Hockey RHEINPFALZ Plus Artikel Regionalliga: TG-Damen empfangen Schlusslicht ESV München

Hannah Schiller (grünes Trikot) und die TG-Damen wollen den Schwung aus den jüngsten Partien mitnehmen.
Hannah Schiller (grünes Trikot) und die TG-Damen wollen den Schwung aus den jüngsten Partien mitnehmen.

Nach vier intensiven Spielen gegen Konkurrenten im Titelkampf in der Feldhockey-Regionalliga Süd der Damen steht für die TG Frankenthal am Samstag (14 Uhr) ein Kontrastprogramm an. Der Tabellenführer empfängt Schlusslicht ESV München. Nach vier Siegen in Folge müssen die Frankenthalerinnen die Spannung hochhalten.

TG-Trainer Tobias Stumpf hätte in der Strohhutfest-Woche gerne spielfrei gehabt. Sein Wunsch erfüllte sich bei der Terminplanung in der Regionalliga nicht. Insofern ist er zumindest froh, dass für sein Team kein Doppelspieltag ansteht. Schließlich würde er die Erfolgsserie gerne fortsetzen. „Es gibt in dieser Woche in der Stadt viel Ablenkung für meine Spielerinnen, das haben wir angesprochen. Zumindest bis Samstagnachmittag sollte Hockey an erster Stelle stehen“, sagt Stumpf. „Wir dürfen den Gegner nicht auf die leichte Schulter nehmen, nur weil er Tabellenletzter ist.“

Das Hinspiel im Oktober in München gewannen die TG-Damen mühelos 6:1. Stumpf glaubt nicht, dass es am Samstag genauso einfach wird. „Beim ESV sind im Frühjahr viele talentierte junge Spielerinnen ins Damenteam aufgerückt, auch das Trainerteam ist neu.“ Tatsächlich scheint sich die Mannschaft nach den deutlichen Niederlagen im ersten Saisonteil gefangen zu haben. Auf zwei knappe Niederlagen – 0:1 gegen Eintracht Frankfurt und 2:3 gegen den SC SaFo Frankfurt – folgte jüngst ein 1:1 beim SB Rosenheim. Der Klassenverbleib dürfte für die Truppe von Trainer Ruperto Reisenegger aber nur schwer zu schaffen sein. Bislang hat sie gerade mal zwei Punkte auf dem Konto.

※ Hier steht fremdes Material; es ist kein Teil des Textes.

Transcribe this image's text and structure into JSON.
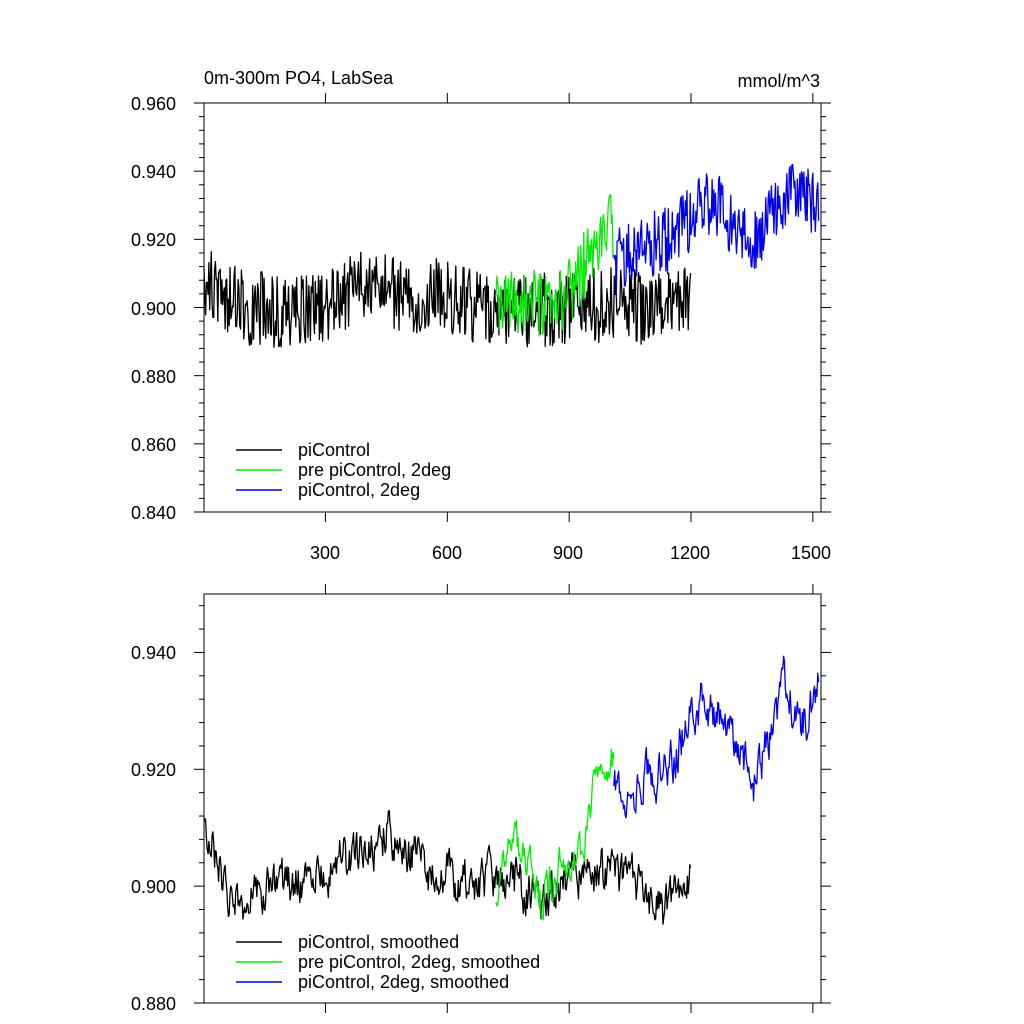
{
  "chart_data": [
    {
      "type": "line",
      "title_left": "0m-300m PO4, LabSea",
      "title_right": "mmol/m^3",
      "xlim": [
        1,
        1520
      ],
      "ylim": [
        0.84,
        0.96
      ],
      "x_ticks": [
        300,
        600,
        900,
        1200,
        1500
      ],
      "x_tick_labels": [
        "300",
        "600",
        "900",
        "1200",
        "1500"
      ],
      "y_ticks": [
        0.84,
        0.86,
        0.88,
        0.9,
        0.92,
        0.94,
        0.96
      ],
      "y_tick_labels": [
        "0.840",
        "0.860",
        "0.880",
        "0.900",
        "0.920",
        "0.940",
        "0.960"
      ],
      "legend": [
        "piControl",
        "pre piControl, 2deg",
        "piControl, 2deg"
      ],
      "legend_position": "bottom-left",
      "series": [
        {
          "name": "piControl",
          "color": "#000000",
          "x_start": 1,
          "x_end": 1200,
          "mean": 0.9025,
          "noise": 0.011,
          "anchors": [
            [
              1,
              0.908
            ],
            [
              100,
              0.9
            ],
            [
              200,
              0.899
            ],
            [
              300,
              0.901
            ],
            [
              400,
              0.906
            ],
            [
              500,
              0.903
            ],
            [
              600,
              0.904
            ],
            [
              700,
              0.898
            ],
            [
              800,
              0.899
            ],
            [
              900,
              0.9
            ],
            [
              1000,
              0.901
            ],
            [
              1100,
              0.9
            ],
            [
              1200,
              0.902
            ]
          ]
        },
        {
          "name": "pre piControl, 2deg",
          "color": "#00ee00",
          "x_start": 720,
          "x_end": 1010,
          "mean": 0.906,
          "noise": 0.01,
          "anchors": [
            [
              720,
              0.9
            ],
            [
              800,
              0.902
            ],
            [
              860,
              0.898
            ],
            [
              900,
              0.905
            ],
            [
              950,
              0.915
            ],
            [
              1010,
              0.925
            ]
          ]
        },
        {
          "name": "piControl, 2deg",
          "color": "#0000ee",
          "x_start": 1010,
          "x_end": 1515,
          "mean": 0.925,
          "noise": 0.01,
          "anchors": [
            [
              1010,
              0.912
            ],
            [
              1060,
              0.918
            ],
            [
              1150,
              0.92
            ],
            [
              1250,
              0.932
            ],
            [
              1300,
              0.925
            ],
            [
              1350,
              0.918
            ],
            [
              1400,
              0.93
            ],
            [
              1450,
              0.933
            ],
            [
              1515,
              0.93
            ]
          ]
        }
      ]
    },
    {
      "type": "line",
      "xlim": [
        1,
        1520
      ],
      "ylim": [
        0.88,
        0.95
      ],
      "x_ticks": [
        300,
        600,
        900,
        1200,
        1500
      ],
      "y_ticks": [
        0.88,
        0.9,
        0.92,
        0.94
      ],
      "y_tick_labels": [
        "0.880",
        "0.900",
        "0.920",
        "0.940"
      ],
      "legend": [
        "piControl, smoothed",
        "pre piControl, 2deg, smoothed",
        "piControl, 2deg, smoothed"
      ],
      "legend_position": "bottom-left",
      "series": [
        {
          "name": "piControl, smoothed",
          "color": "#000000",
          "x_start": 1,
          "x_end": 1200,
          "mean": 0.9025,
          "noise": 0.006,
          "anchors": [
            [
              1,
              0.912
            ],
            [
              60,
              0.898
            ],
            [
              150,
              0.899
            ],
            [
              250,
              0.901
            ],
            [
              350,
              0.904
            ],
            [
              450,
              0.909
            ],
            [
              550,
              0.903
            ],
            [
              650,
              0.9
            ],
            [
              750,
              0.901
            ],
            [
              850,
              0.898
            ],
            [
              950,
              0.903
            ],
            [
              1050,
              0.901
            ],
            [
              1130,
              0.895
            ],
            [
              1200,
              0.903
            ]
          ]
        },
        {
          "name": "pre piControl, 2deg, smoothed",
          "color": "#00ee00",
          "x_start": 720,
          "x_end": 1010,
          "mean": 0.905,
          "noise": 0.005,
          "anchors": [
            [
              720,
              0.898
            ],
            [
              760,
              0.909
            ],
            [
              830,
              0.898
            ],
            [
              880,
              0.903
            ],
            [
              930,
              0.906
            ],
            [
              970,
              0.921
            ],
            [
              1010,
              0.923
            ]
          ]
        },
        {
          "name": "piControl, 2deg, smoothed",
          "color": "#0000ee",
          "x_start": 1010,
          "x_end": 1515,
          "mean": 0.925,
          "noise": 0.006,
          "anchors": [
            [
              1010,
              0.918
            ],
            [
              1060,
              0.917
            ],
            [
              1150,
              0.921
            ],
            [
              1230,
              0.932
            ],
            [
              1300,
              0.927
            ],
            [
              1360,
              0.918
            ],
            [
              1430,
              0.935
            ],
            [
              1470,
              0.926
            ],
            [
              1515,
              0.935
            ]
          ]
        }
      ]
    }
  ]
}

Hohe Trainingsintensität in der Strohhutfest-Woche

Für Tobias Stumpf liegt genau darin die Gefahr: „Die Münchnerinnen können befreit aufspielen und auch ein paar Sachen ausprobieren. Sie haben gegen uns nichts zu verlieren.“ Im Gegensatz zu den Gastgeberinnen. Mit 22 Punkten hat sich der Spitzenreiter zwar einen Vorsprung von fünf Zählern auf die beiden Verfolger 1. Hanauer THC und SaFo Frankfurt (beide 17) erarbeitet, wodurch ein Ausrutscher zunächst folgenlos bliebe. Allerdings hat Hanau ein Spiel weniger absolviert als die TG, und mit 16 Punkten mischt auch der Tabellenvierte SC Frankfurt 1880 noch im Kampf um die Meisterschaft mit.

Deshalb hält Stumpf die Trainingsintensität auch in der Strohhutfest-Woche mit drei Einheiten hoch. Insbesondere bei den Kurzen Ecken wünscht er sich von seinem Team mehr Durchschlagskraft als zuletzt. „Nach den Mitfavoriten kommen nun drei Spiele gegen Mannschaften, die um den Klassenerhalt kämpfen. Das ist für uns eine ganz andere Aufgabe.“ Er erwartet in den nächsten Wochen Gegner, die eher defensiv eingestellt sein werden und ihr Glück über Konter suchen. „Da müssen wir das Spiel machen und dürfen uns nicht aus dem Konzept bringen lassen.“

Bis auf die Langzeitverletzten Julia Fronczek und Yvonne Müller kann Stumpf personell aus dem Vollen schöpfen. Einzig Marie Sattler und Esther Peikert waren zuletzt gesundheitlich angeschlagen. Der Coach geht aber davon aus, dass beide spielen können. Ob Ersatztorhüterin Benita Main, die bislang der erfahrenen und sehr sicheren Celine Hochstetter den Vortritt lassen muss, gegen Schlusslicht München Einsatzzeit bekommen könnte, will Stumpf kurzfristig entscheiden.